Originally a monk of Beth Abe, he later became the bishop of the Kurdish tribes in the region of Kartaw. This region was located in Upper Mesopotamia, in the north of Adiabene, west of the Lower Zab and north of Erbil. He was writing no earlier than the reign of Hnanisho I, patriarch of the Church of the East from 686 to 698.

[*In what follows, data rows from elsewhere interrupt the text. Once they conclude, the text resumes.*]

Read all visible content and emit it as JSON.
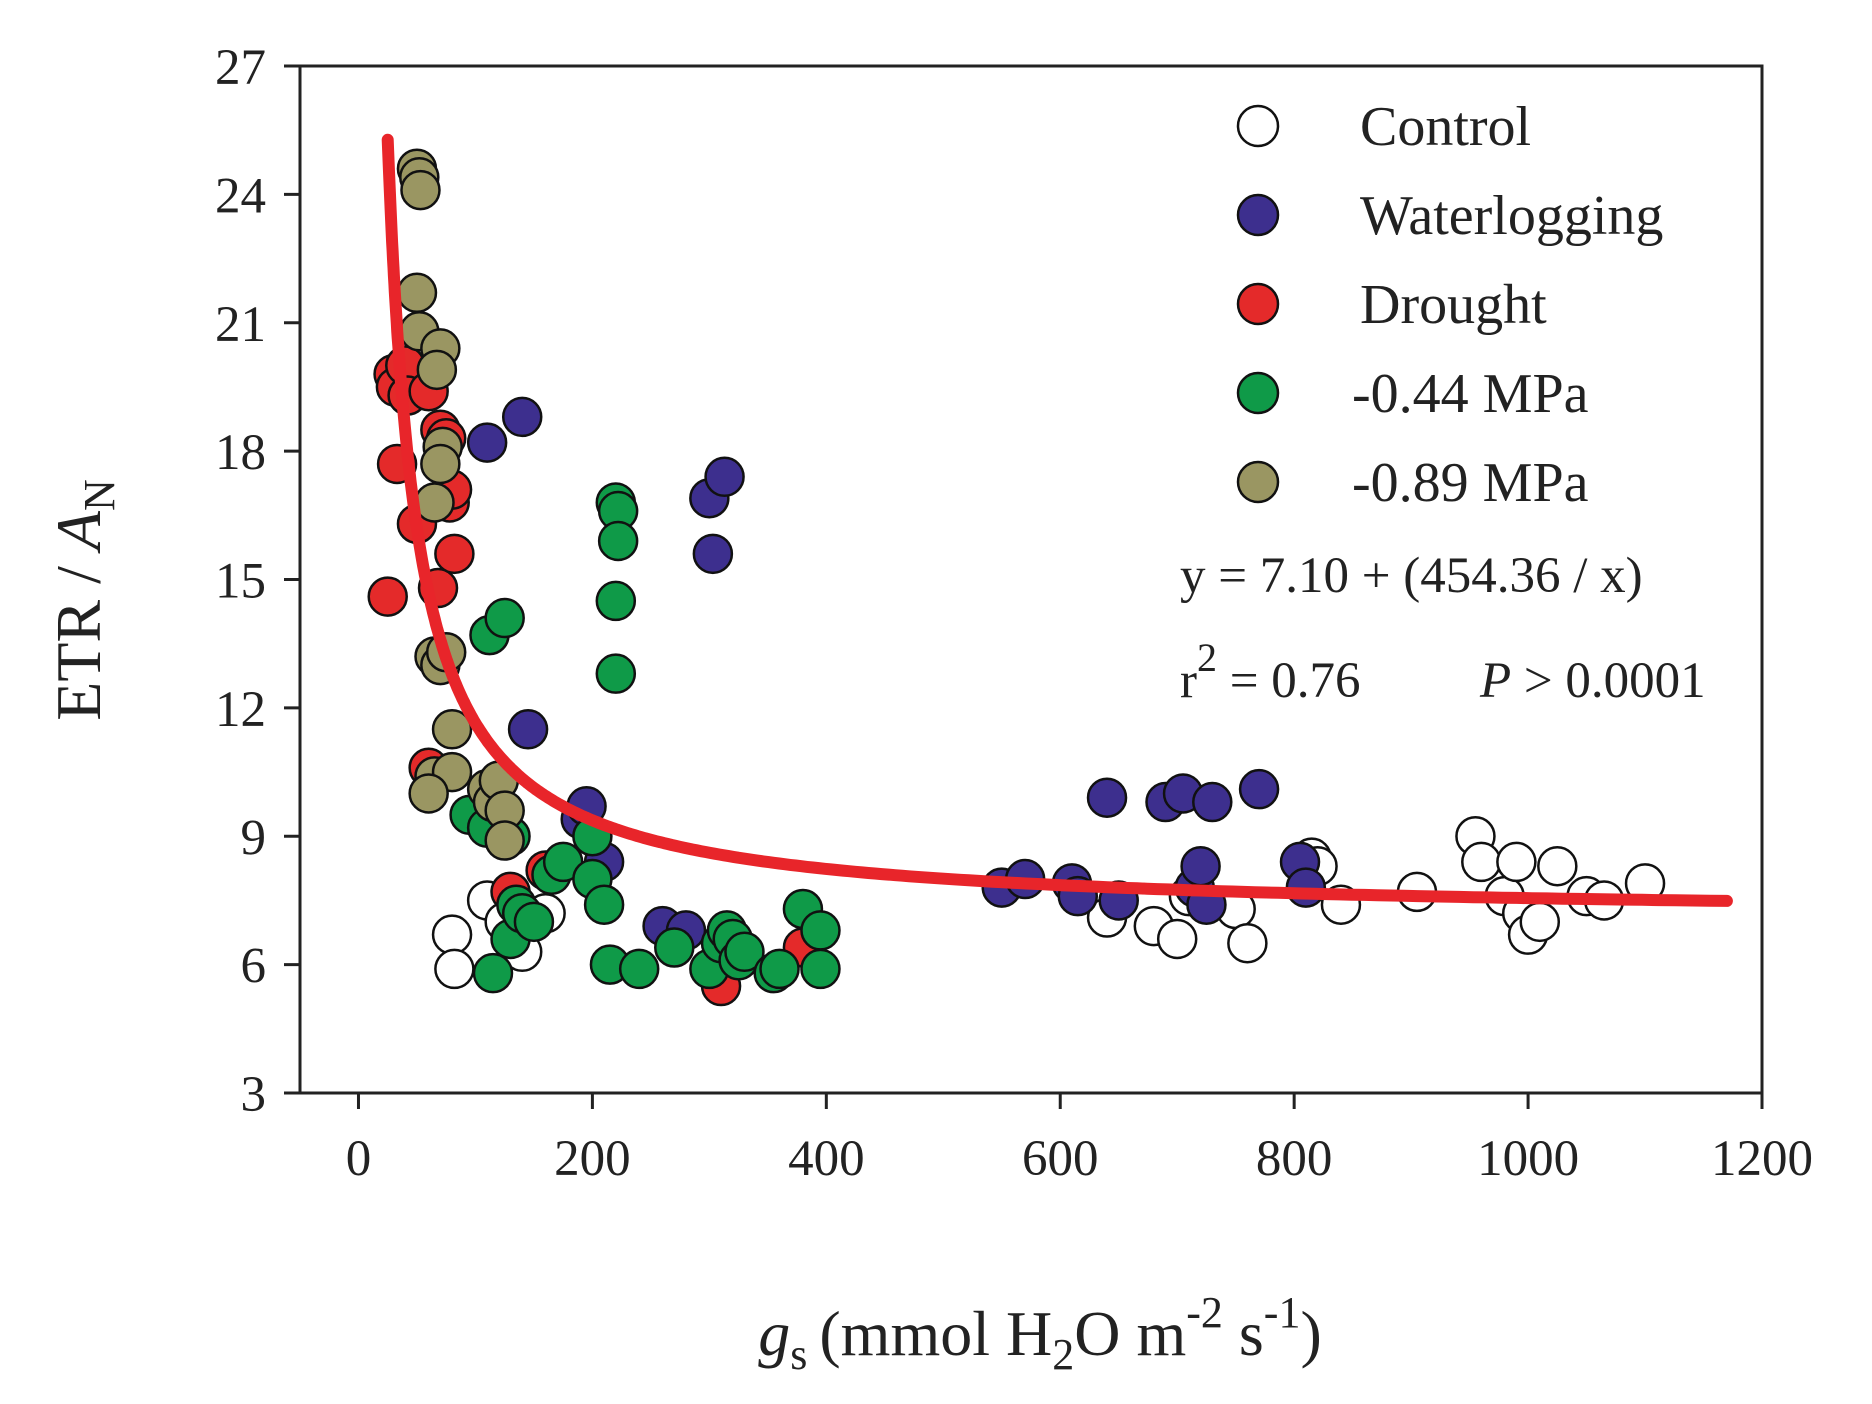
{
  "chart_data": {
    "type": "scatter",
    "title": "",
    "xlabel": {
      "symbol": "g",
      "subscript": "s",
      "unit": "(mmol H",
      "unit_sub": "2",
      "unit_mid": "O m",
      "sup1": "-2",
      "unit_end": " s",
      "sup2": "-1",
      "close": ")"
    },
    "ylabel": {
      "prefix": "ETR / ",
      "symbol": "A",
      "subscript": "N"
    },
    "xlim": [
      -50,
      1200
    ],
    "ylim": [
      3,
      27
    ],
    "xticks": [
      0,
      200,
      400,
      600,
      800,
      1000,
      1200
    ],
    "yticks": [
      3,
      6,
      9,
      12,
      15,
      18,
      21,
      24,
      27
    ],
    "xtick_labels": [
      "0",
      "200",
      "400",
      "600",
      "800",
      "1000",
      "1200"
    ],
    "ytick_labels": [
      "3",
      "6",
      "9",
      "12",
      "15",
      "18",
      "21",
      "24",
      "27"
    ],
    "legend_position": "top-right",
    "series": [
      {
        "name": "Control",
        "color": "#ffffff",
        "points": [
          [
            80,
            6.7
          ],
          [
            82,
            5.9
          ],
          [
            110,
            7.5
          ],
          [
            140,
            6.3
          ],
          [
            125,
            7.0
          ],
          [
            160,
            7.2
          ],
          [
            640,
            7.1
          ],
          [
            680,
            6.9
          ],
          [
            700,
            6.6
          ],
          [
            710,
            7.6
          ],
          [
            750,
            7.3
          ],
          [
            760,
            6.5
          ],
          [
            815,
            8.5
          ],
          [
            820,
            8.3
          ],
          [
            840,
            7.4
          ],
          [
            905,
            7.7
          ],
          [
            955,
            9.0
          ],
          [
            960,
            8.4
          ],
          [
            980,
            7.6
          ],
          [
            990,
            8.4
          ],
          [
            995,
            7.2
          ],
          [
            1000,
            6.7
          ],
          [
            1010,
            7.0
          ],
          [
            1025,
            8.3
          ],
          [
            1050,
            7.6
          ],
          [
            1065,
            7.5
          ],
          [
            1100,
            7.9
          ]
        ]
      },
      {
        "name": "Waterlogging",
        "color": "#3d2f8e",
        "points": [
          [
            110,
            18.2
          ],
          [
            140,
            18.8
          ],
          [
            145,
            11.5
          ],
          [
            190,
            9.4
          ],
          [
            195,
            9.7
          ],
          [
            210,
            8.4
          ],
          [
            260,
            6.9
          ],
          [
            280,
            6.8
          ],
          [
            300,
            16.9
          ],
          [
            303,
            15.6
          ],
          [
            313,
            17.4
          ],
          [
            550,
            7.8
          ],
          [
            570,
            8.0
          ],
          [
            610,
            7.9
          ],
          [
            615,
            7.6
          ],
          [
            640,
            9.9
          ],
          [
            650,
            7.5
          ],
          [
            690,
            9.8
          ],
          [
            705,
            10.0
          ],
          [
            715,
            7.8
          ],
          [
            720,
            8.3
          ],
          [
            725,
            7.4
          ],
          [
            730,
            9.8
          ],
          [
            770,
            10.1
          ],
          [
            805,
            8.4
          ],
          [
            810,
            7.8
          ]
        ]
      },
      {
        "name": "Drought",
        "color": "#e42a2a",
        "points": [
          [
            25,
            14.6
          ],
          [
            30,
            19.8
          ],
          [
            32,
            19.5
          ],
          [
            33,
            17.7
          ],
          [
            40,
            20.0
          ],
          [
            42,
            19.3
          ],
          [
            50,
            16.3
          ],
          [
            60,
            19.4
          ],
          [
            68,
            14.8
          ],
          [
            70,
            18.5
          ],
          [
            75,
            18.3
          ],
          [
            78,
            16.8
          ],
          [
            80,
            17.1
          ],
          [
            82,
            15.6
          ],
          [
            60,
            10.6
          ],
          [
            130,
            7.7
          ],
          [
            160,
            8.2
          ],
          [
            310,
            5.5
          ],
          [
            380,
            6.4
          ]
        ]
      },
      {
        "name": "-0.44 MPa",
        "color": "#0f9a48",
        "points": [
          [
            95,
            9.5
          ],
          [
            110,
            9.2
          ],
          [
            112,
            13.7
          ],
          [
            125,
            14.1
          ],
          [
            130,
            9.0
          ],
          [
            115,
            5.8
          ],
          [
            130,
            6.6
          ],
          [
            135,
            7.4
          ],
          [
            140,
            7.2
          ],
          [
            150,
            7.0
          ],
          [
            165,
            8.1
          ],
          [
            175,
            8.4
          ],
          [
            200,
            9.0
          ],
          [
            200,
            8.0
          ],
          [
            210,
            7.4
          ],
          [
            215,
            6.0
          ],
          [
            220,
            16.8
          ],
          [
            222,
            16.6
          ],
          [
            222,
            15.9
          ],
          [
            220,
            14.5
          ],
          [
            220,
            12.8
          ],
          [
            240,
            5.9
          ],
          [
            270,
            6.4
          ],
          [
            300,
            5.9
          ],
          [
            310,
            6.5
          ],
          [
            315,
            6.8
          ],
          [
            320,
            6.6
          ],
          [
            325,
            6.1
          ],
          [
            330,
            6.3
          ],
          [
            355,
            5.8
          ],
          [
            360,
            5.9
          ],
          [
            380,
            7.3
          ],
          [
            395,
            6.8
          ],
          [
            395,
            5.9
          ]
        ]
      },
      {
        "name": "-0.89 MPa",
        "color": "#9a9662",
        "points": [
          [
            50,
            24.6
          ],
          [
            52,
            24.4
          ],
          [
            53,
            24.1
          ],
          [
            50,
            21.7
          ],
          [
            52,
            20.8
          ],
          [
            70,
            20.4
          ],
          [
            67,
            19.9
          ],
          [
            72,
            18.1
          ],
          [
            70,
            17.7
          ],
          [
            65,
            16.8
          ],
          [
            65,
            13.2
          ],
          [
            70,
            13.0
          ],
          [
            75,
            13.3
          ],
          [
            80,
            11.5
          ],
          [
            65,
            10.4
          ],
          [
            80,
            10.5
          ],
          [
            60,
            10.0
          ],
          [
            110,
            10.1
          ],
          [
            115,
            9.8
          ],
          [
            120,
            10.3
          ],
          [
            125,
            9.6
          ],
          [
            125,
            8.9
          ]
        ]
      }
    ],
    "fit": {
      "label": "fit curve",
      "color": "#e8252a",
      "a": 7.1,
      "b": 454.36,
      "x_start": 25,
      "x_end": 1170
    },
    "annotations": {
      "equation": "y = 7.10 + (454.36 / x)",
      "r2_prefix": "r",
      "r2_sup": "2",
      "r2_value": " = 0.76",
      "p_symbol": "P",
      "p_rest": " > 0.0001"
    }
  }
}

David wrote in Syriac a work known as the Little Paradise (Pardīsā zʿūrā) to distinguish it from the Paradise of the Fathers of Palladius of Galatia and the Paradise of the Orientals of Joseph Hazzaya. It is presumed lost. According to Thomas of Marga in chapter XXI of his Book of Governors, David wrote at the request of a Persian nobleman named Khuznahir, a Christian from Bashosh (near Shalmash). The Little Paradise was a series of "histories" of Mesopotamian ascetics beginning with George bar Sayyadhe, who was the ninth abbot of Beth Abe in 590. It certainly also contained biographies of the next four abbots of Beth Abe: George's brother and successor, Sama of Neshra; Nathaniel; Selibha the Aramaean; and Gabriel, called the Little Sparrow, who flourished in the late seventh century. It does not appear to have been an extensive work, more probably having a "bite-size, compilatory structure." It was probably conceived as a companion volume to Enanisho's Syriac edition of Palladius. Thomas of Marga cites it in his chapter XXIV concerning a famine that took place during the youth of John of Daylam. David's work is also cited in the metrical history of Beth Qoqa by John bar Zobi.

Several modern authors identify the David who was bishop of the Kurds and author of the Little Paradise with David of Beth Rabban, who was active during the reign of Timothy I (780–823). Carl Anton Baumstark and Sebastian Brock, however, clearly distinguish the two.